Was Drogen betrifft, hatte ich immer ein schlechtes Timing. Schon den Einstieg verpasste ich, weil ich mir mit der Kindheit zu viel Zeit gelassen hatte. Als ich endlich fertig war mit Baumhäuserbauen und Tagebuchschreiben, war der Kifferzug längst abgefahren und hatte den Alkoholanhänger gleich mitgenommen. Alle waren drauf, nur ich nicht. Nachträglicher Zustieg unmöglich. Denn wenn es eine Einreisevoraussetzung für das Paralleluniversum Rausch gibt, dann ja die Beiläufigkeit. Alles andere ist Poserquatsch.
"Mich zu beschwipsen, wurde zur Herausforderung"

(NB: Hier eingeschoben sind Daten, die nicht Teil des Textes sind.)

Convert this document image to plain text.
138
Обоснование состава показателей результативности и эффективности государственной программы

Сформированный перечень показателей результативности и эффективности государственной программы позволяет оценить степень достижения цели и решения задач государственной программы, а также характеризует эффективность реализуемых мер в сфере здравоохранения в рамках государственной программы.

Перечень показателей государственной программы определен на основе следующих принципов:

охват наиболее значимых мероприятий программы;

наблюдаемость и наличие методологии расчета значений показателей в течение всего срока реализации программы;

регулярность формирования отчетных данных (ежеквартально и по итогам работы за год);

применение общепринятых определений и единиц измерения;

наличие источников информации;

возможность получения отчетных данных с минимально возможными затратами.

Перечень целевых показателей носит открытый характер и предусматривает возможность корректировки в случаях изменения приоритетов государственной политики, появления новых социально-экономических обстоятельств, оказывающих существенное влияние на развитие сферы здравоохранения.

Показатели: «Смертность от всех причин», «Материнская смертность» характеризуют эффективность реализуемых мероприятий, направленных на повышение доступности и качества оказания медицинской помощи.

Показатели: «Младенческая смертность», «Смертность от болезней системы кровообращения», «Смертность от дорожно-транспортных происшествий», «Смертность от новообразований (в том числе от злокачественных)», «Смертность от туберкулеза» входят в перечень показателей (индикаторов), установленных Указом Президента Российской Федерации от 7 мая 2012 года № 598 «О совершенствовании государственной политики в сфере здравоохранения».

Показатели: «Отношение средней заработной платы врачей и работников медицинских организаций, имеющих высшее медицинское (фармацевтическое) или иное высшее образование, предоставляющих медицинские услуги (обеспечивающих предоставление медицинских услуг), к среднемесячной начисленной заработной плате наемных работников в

Meine versehentliche Anfangsabstinenz aber löste bei den anderen einen irren Planungsehrgeiz aus. Mich zu beschwipsen, wurde in meinem Freundeskreis zur Wochenendherausforderung. Die Zeit zwischen meinem 16. und 24. Lebensjahr verbrachte ich durchweg damit, mir mit Zwinkerblick und Komplizennicken entgegengestreckte Hochprozentigkeitsgläser abzuwehren. Irgendwann lenkte ich doch ein, trank ein paar Schluck Weißwein und kollabierte. Die Diagnose des Arztes fasste mein Verhältnis zu Drogen hübsch zusammen: "irgendeine Intoleranz".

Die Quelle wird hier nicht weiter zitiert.